Il mondo in blues non ha fatto in tempo a riprendersi dalla scomparsa del grande Joe Cocker ed ecco che deve inchinarsi alla perdita di un’altra anima bianca posseduta dalla musica nera. Nella notte di una domenica di gennaio, a soli 59 anni, è venuto a mancare Pino Daniele. Nel momento in cui la sua fragile salute si è incrinata, a nulla è servito correre dalla Maremma fino a Roma. Quando la morte chiama, la vita dispone.
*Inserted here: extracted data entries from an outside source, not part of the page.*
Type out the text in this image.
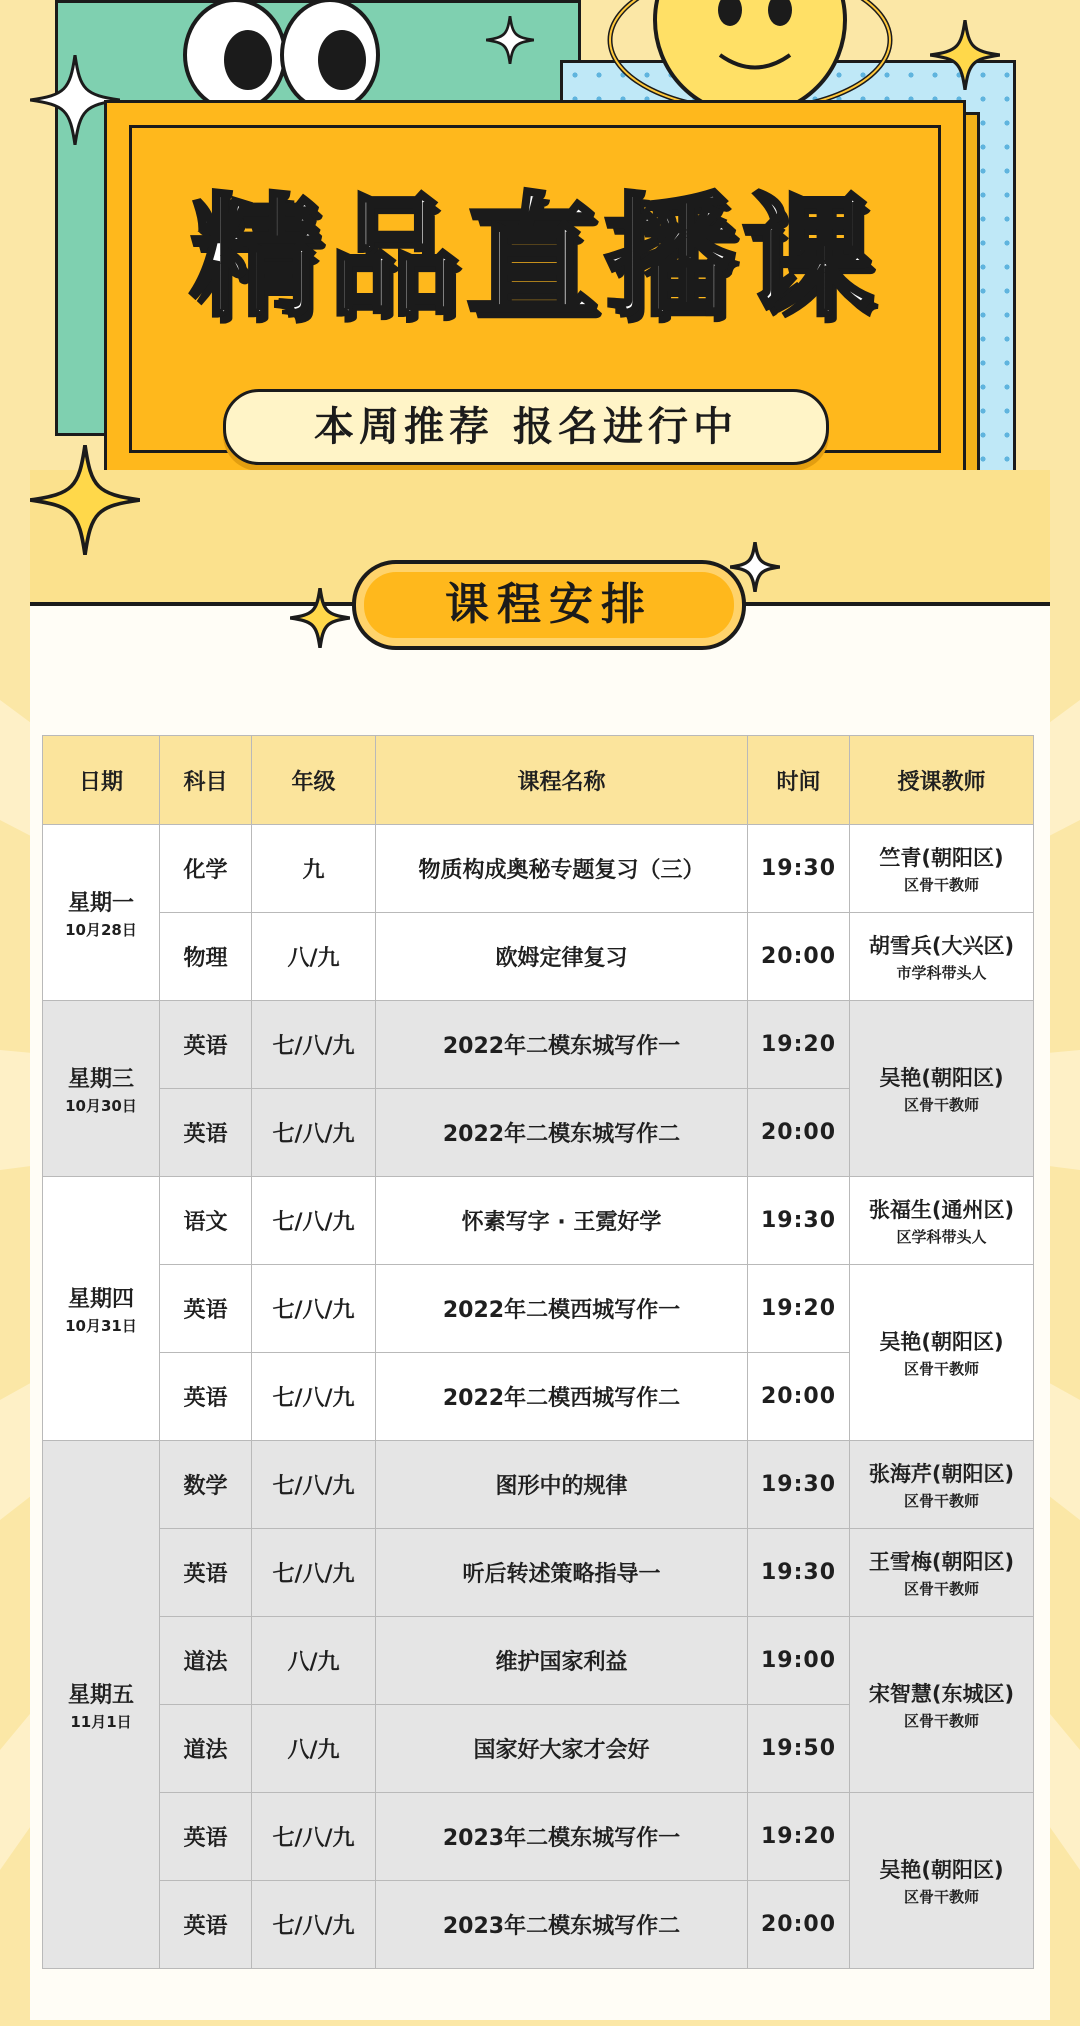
精品直播课
本周推荐 报名进行中
课程安排
日期	科目	年级	课程名称	时间	授课教师

星期一
10月28日	化学	九	物质构成奥秘专题复习（三）	19:30	竺青(朝阳区)
区骨干教师

	物理	八/九	欧姆定律复习	20:00	胡雪兵(大兴区)
市学科带头人

星期三
10月30日	英语	七/八/九	2022年二模东城写作一	19:20	吴艳(朝阳区)
区骨干教师

	英语	七/八/九	2022年二模东城写作二	20:00	

星期四
10月31日	语文	七/八/九	怀素写字 · 王霓好学	19:30	张福生(通州区)
区学科带头人

	英语	七/八/九	2022年二模西城写作一	19:20	吴艳(朝阳区)
区骨干教师

	英语	七/八/九	2022年二模西城写作二	20:00	

星期五
11月1日	数学	七/八/九	图形中的规律	19:30	张海芹(朝阳区)
区骨干教师

	英语	七/八/九	听后转述策略指导一	19:30	王雪梅(朝阳区)
区骨干教师

	道法	八/九	维护国家利益	19:00	宋智慧(东城区)
区骨干教师

	道法	八/九	国家好大家才会好	19:50	
	英语	七/八/九	2023年二模东城写作一	19:20	吴艳(朝阳区)
区骨干教师

	英语	七/八/九	2023年二模东城写作二	20:00	
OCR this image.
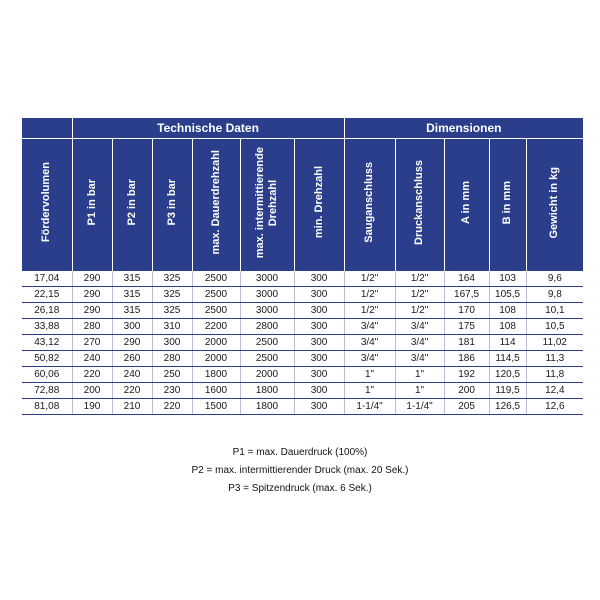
	Technische Daten						Dimensionen				
Fördervolumen	P1 in bar	P2 in bar	P3 in bar	max. Dauerdrehzahl	max. intermittierende
Drehzahl	min. Drehzahl	Sauganschluss	Druckanschluss	A in mm	B in mm	Gewicht in kg
17,04	290	315	325	2500	3000	300	1/2"	1/2"	164	103	9,6
22,15	290	315	325	2500	3000	300	1/2"	1/2"	167,5	105,5	9,8
26,18	290	315	325	2500	3000	300	1/2"	1/2"	170	108	10,1
33,88	280	300	310	2200	2800	300	3/4"	3/4"	175	108	10,5
43,12	270	290	300	2000	2500	300	3/4"	3/4"	181	114	11,02
50,82	240	260	280	2000	2500	300	3/4"	3/4"	186	114,5	11,3
60,06	220	240	250	1800	2000	300	1"	1"	192	120,5	11,8
72,88	200	220	230	1600	1800	300	1"	1"	200	119,5	12,4
81,08	190	210	220	1500	1800	300	1-1/4"	1-1/4"	205	126,5	12,6
P1 = max. Dauerdruck (100%)
P2 = max. intermittierender Druck (max. 20 Sek.)
P3 = Spitzendruck (max. 6 Sek.)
L’artista lascia l’immagine di toccante compositore e di sublime chitarrista, sovrano di quelle 12 battute che fanno del blues un linguaggio rudimentale quanto infinito e universale, romantico lamento di una America nera e oppressa. Il gergo napoletano ha una musicalità che pare concepita apposta per narrare il primitivismo partenopeo con la stessa ritmica. Pino Daniele ha saputo fondere gli ingredienti e creare la magica alchimia utilizzando le sonorità del blues come un magico pennello per dipingere con armonia struggente e originale i tanti volti di una “Napule è”, regalandoci splendidi ritratti fatti di suoni e di parole, vivide immagini di una folcloristica quotidianità popolare dedicata a quella sua “Terra mia”.
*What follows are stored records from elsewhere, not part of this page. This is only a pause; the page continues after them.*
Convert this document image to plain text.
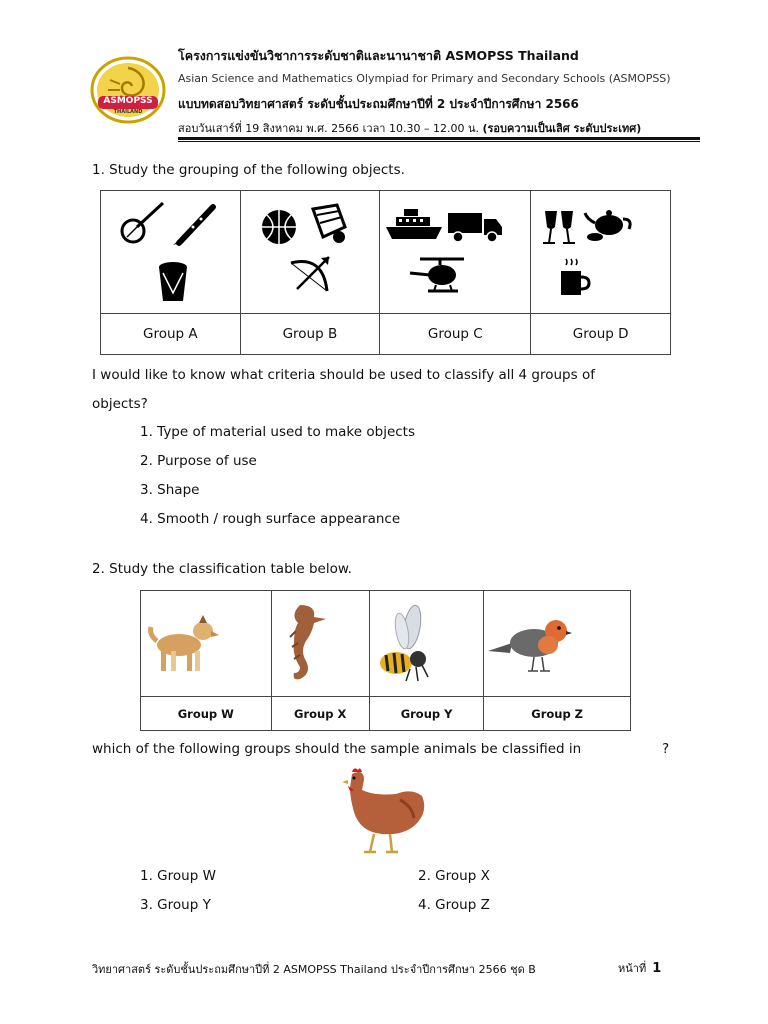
ASMOPSS
THAILAND
โครงการแข่งขันวิชาการระดับชาติและนานาชาติ ASMOPSS Thailand
Asian Science and Mathematics Olympiad for Primary and Secondary Schools (ASMOPSS)
แบบทดสอบวิทยาศาสตร์ ระดับชั้นประถมศึกษาปีที่ 2 ประจำปีการศึกษา 2566
สอบวันเสาร์ที่ 19 สิงหาคม พ.ศ. 2566 เวลา 10.30 – 12.00 น. (รอบความเป็นเลิศ ระดับประเทศ)
1. Study the grouping of the following objects.

Group A	Group B	Group C	Group D
I would like to know what criteria should be used to classify all 4 groups of
objects?
1. Type of material used to make objects
2. Purpose of use
3. Shape
4. Smooth / rough surface appearance
2. Study the classification table below.

Group W	Group X	Group Y	Group Z
which of the following groups should the sample animals be classified in	?
1. Group W	2. Group X
3. Group Y	4. Group Z
วิทยาศาสตร์ ระดับชั้นประถมศึกษาปีที่ 2 ASMOPSS Thailand ประจำปีการศึกษา 2566 ชุด B	หน้าที่ 1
Un altro insostituibile talento mancherà al panorama artistico musicale. La sua malinconica voce in obbligato falsetto, espressiva e narrativa, ironica e provocatoria, mutava in delicate allegorie tutte le gesta del cantastorie accompagnate dall’immancabile compagna, la chitarra elettrica: straordinario funambolo delle infinite ispirazioni soliste che “blues” e “rhythm and blues” consentono all’artista, chiudendo il cerchio di una creatività fatta di suoni istintivi e di narrativi testi. Con il tempo la sua produzione si è arricchita di tonalità più articolate, etniche e jazz, espandendo gli orizzonti, duettando e collaborando con i più prestigiosi musicisti italiani e di livello mondiale, lasciandoci un prezioso patrimonio di memorabili concerti.